Dr. Malkin: We start with collaboration. Lots of smart people with what appear to be brilliant ideas haven’t yet been able to crack this nut working individually. So we need to build teams of teams. Within our institutions we need clinicians to be taking problems from the bedside to the bench — to our lab science colleagues — and then bring back something we can test in clinic.
We need to also involve and take advantage of the discoveries of our colleagues with expertise in molecular pathology and mutations, as well as the huge advances in imaging and big data and artificial intelligence. Phil Gutin, who was chair of neurosurgery at Memorial Sloan Kettering Cancer Center when I was practicing there, said almost 15 years ago that neurosurgery would become a specialty that puts things into the brain rather than just taking things out of the brain. We are getting to that point now.

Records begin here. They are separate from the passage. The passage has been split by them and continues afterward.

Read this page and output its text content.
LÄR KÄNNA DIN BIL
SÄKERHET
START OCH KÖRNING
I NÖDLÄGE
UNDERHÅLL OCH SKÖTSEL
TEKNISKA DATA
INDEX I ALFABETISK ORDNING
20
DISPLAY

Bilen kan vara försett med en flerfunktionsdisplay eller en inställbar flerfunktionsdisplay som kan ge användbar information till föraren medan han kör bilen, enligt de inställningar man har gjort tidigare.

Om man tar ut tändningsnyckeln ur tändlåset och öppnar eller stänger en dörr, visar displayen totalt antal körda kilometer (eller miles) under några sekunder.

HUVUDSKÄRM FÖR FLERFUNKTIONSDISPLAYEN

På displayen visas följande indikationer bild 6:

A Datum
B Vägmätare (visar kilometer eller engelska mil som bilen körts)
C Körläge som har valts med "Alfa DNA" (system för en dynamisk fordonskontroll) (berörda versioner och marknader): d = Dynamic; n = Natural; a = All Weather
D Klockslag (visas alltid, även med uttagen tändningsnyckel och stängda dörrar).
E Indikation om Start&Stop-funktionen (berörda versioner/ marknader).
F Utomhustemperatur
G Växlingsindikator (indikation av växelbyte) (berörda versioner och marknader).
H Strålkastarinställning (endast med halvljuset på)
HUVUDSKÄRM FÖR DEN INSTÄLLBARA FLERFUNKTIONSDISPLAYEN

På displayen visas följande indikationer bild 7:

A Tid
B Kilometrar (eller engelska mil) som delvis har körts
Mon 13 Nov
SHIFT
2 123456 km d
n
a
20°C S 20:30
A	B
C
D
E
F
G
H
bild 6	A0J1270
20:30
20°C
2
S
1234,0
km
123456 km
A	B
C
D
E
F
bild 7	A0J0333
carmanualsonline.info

We are also getting to the point, with advanced imaging and artificial intelligence, where we can tell on an MRI scan whether a tumor is IDH [isocitrate dehydrogenase] wild-type or IDH mutated. That’s important because the IDH mutated tumors tend to have a better prognosis. Being able to diagnose without a biopsy is very cool, and presumably one can follow response to therapy without a biopsy. One needs supercomputers and big data to look at the genome of an individual tumor to try to pick out which mutations might be driver mutations — what we call trunk mutations — from all the other background noise. That will help focus the laboratory effort on important mutations and avoid distraction by issues of secondary importance.
We also need more advocacy for patients with brain tumors. We need advocacy on the level at which the breast cancer community has advocacy. They have figured this out really well with the Susan G. Komen Foundation. It helps that the tragic circumstances that surround the Biden family, in terms of the death of Beau Biden, are leveraged by someone who is now President and in a position to move things forward like the Cancer Moonshot initiative. More advocacy means more visibility and ultimately more funding.